Radical change is needed, says Larry Beasley, Vancouver’s former co-director of planning. Small tweaks aren’t going to be enough nor will simply building more of the same be enough to solve this affordability crisis because it’s no longer just a matter of supply and demand any more.

If increasing supply were the answer, Vancouver wouldn’t have this problem because the city already has twice the density of Seattle. Even the suburbs are rapidly increasing their populations. Yet, prices continue to rise.

For both renters and buyers, prices are disconnected from the domestic economy. “World wealth” is out-competing “local wealth,” he says, and there’s no way that we can simply build our way out of the problem.

Beasley believes what’s needed is a third housing sector that would provide secure, affordable and stable housing for middle-income earners for generations to come. In order to preserve Vancouver’s livability and sustainability, he says it would need to account in the future for up 30 per cent of the city’s housing. And it would be in addition to the subsidized housing, which for decades has been the sole preoccupation of all levels of government.

A third sector would require “unprecedented public-private partnerships” involving governments, the philanthropic community, private developers and non-profit organizations.

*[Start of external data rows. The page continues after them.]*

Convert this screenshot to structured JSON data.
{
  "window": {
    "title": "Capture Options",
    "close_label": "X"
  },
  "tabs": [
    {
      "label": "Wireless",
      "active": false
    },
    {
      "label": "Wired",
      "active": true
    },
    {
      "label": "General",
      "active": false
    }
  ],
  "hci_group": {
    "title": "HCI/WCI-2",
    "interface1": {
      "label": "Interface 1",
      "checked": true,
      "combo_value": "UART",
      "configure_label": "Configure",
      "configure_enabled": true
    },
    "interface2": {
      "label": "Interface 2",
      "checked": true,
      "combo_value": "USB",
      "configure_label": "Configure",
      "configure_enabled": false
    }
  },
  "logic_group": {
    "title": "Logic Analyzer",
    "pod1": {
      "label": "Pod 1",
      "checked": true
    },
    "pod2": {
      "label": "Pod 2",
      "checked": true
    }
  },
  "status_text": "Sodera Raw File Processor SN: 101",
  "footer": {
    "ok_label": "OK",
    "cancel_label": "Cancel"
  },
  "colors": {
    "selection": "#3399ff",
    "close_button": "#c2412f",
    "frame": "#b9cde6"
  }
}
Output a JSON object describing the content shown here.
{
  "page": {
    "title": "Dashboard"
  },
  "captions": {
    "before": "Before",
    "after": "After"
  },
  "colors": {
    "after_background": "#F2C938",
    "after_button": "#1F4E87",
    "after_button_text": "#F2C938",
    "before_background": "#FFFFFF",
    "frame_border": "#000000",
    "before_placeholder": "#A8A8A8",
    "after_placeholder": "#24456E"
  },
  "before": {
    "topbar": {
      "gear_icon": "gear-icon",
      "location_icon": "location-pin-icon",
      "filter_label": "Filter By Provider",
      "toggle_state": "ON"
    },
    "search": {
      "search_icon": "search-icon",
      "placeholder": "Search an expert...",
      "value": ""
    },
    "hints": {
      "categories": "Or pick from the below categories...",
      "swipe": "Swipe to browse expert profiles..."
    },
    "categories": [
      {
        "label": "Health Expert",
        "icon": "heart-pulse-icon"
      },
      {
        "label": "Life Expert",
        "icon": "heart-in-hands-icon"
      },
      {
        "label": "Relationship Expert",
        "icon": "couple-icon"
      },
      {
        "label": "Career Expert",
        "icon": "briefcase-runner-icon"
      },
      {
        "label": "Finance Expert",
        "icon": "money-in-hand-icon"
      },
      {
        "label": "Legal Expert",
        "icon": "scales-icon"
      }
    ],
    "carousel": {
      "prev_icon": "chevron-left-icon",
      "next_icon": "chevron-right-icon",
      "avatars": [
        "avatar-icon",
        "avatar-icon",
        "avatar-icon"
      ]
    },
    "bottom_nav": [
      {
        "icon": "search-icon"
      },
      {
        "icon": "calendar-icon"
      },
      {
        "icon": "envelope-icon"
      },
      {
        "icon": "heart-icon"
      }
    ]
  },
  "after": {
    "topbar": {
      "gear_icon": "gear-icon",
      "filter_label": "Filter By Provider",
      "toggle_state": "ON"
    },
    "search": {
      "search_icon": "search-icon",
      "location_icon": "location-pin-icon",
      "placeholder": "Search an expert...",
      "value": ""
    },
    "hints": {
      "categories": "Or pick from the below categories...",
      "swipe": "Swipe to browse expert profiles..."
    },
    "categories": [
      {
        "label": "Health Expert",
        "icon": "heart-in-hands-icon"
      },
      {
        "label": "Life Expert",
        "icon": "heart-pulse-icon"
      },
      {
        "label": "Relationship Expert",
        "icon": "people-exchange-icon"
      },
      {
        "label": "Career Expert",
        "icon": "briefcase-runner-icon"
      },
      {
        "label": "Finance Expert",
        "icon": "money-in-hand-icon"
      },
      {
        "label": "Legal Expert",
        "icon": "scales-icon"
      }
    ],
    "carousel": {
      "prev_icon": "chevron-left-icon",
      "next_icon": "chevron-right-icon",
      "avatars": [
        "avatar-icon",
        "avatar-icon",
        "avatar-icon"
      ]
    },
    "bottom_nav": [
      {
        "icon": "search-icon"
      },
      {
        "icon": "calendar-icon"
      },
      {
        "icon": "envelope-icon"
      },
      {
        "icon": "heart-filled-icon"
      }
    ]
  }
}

This kind of third-sector co-operation is already being done in other cities where demand has priced locals out of the market. But there aren’t that many examples.

Beasley notes that some aren’t necessarily transportable. In Vienna, Hong Kong and Singapore much of the middle-income housing is owned by the government. That would likely be a tough sell here partly because of our deficit-conscious governments, but also because middle-class Canadians might not be comfortable with that idea.

Madrid has non-profit home ownership. It allows people to build up equity in their home, but it caps the resale price at a level considerably lower than the price escalation on freehold property.

Rotterdam has a non-profit housing corporation that uses its profits to underwrite construction of more housing.

In the Nordic countries, there is co-housing where extended families or even strangers may share space — everything from kitchens to living rooms to gardens. There are also neighbourhoods that have their own currencies and barter arrangements that allow people to trade good deeds for credits. By doing these things, people living in these micro-communities have cut their housing costs by as much as 40 per cent.

Closer to home, Whistler designates whole neighbourhoods where the buyers/owners must live and work in the community.

In Vancouver, some non-profit organizations are working on redeveloping their property to include affordable housing.

Meantime, there are some small measures that could help ease the situation. The city already provides bonuses for developers who build market housing. So, Beasley says, it could do the same for affordable housing or even make it mandatory for developers to build a percentage of units aimed at middle-income renters or buyers.

Creating a third sector aimed at preserving the livability and sustainability that so many Vancouverites have fought for and the very things that have made the city so attractive to others is going to take an incredible amount of creativity.

There’s no reason to believe it can’t or won’t happen. Vancouverism is already a thing — thanks to Beasley and others.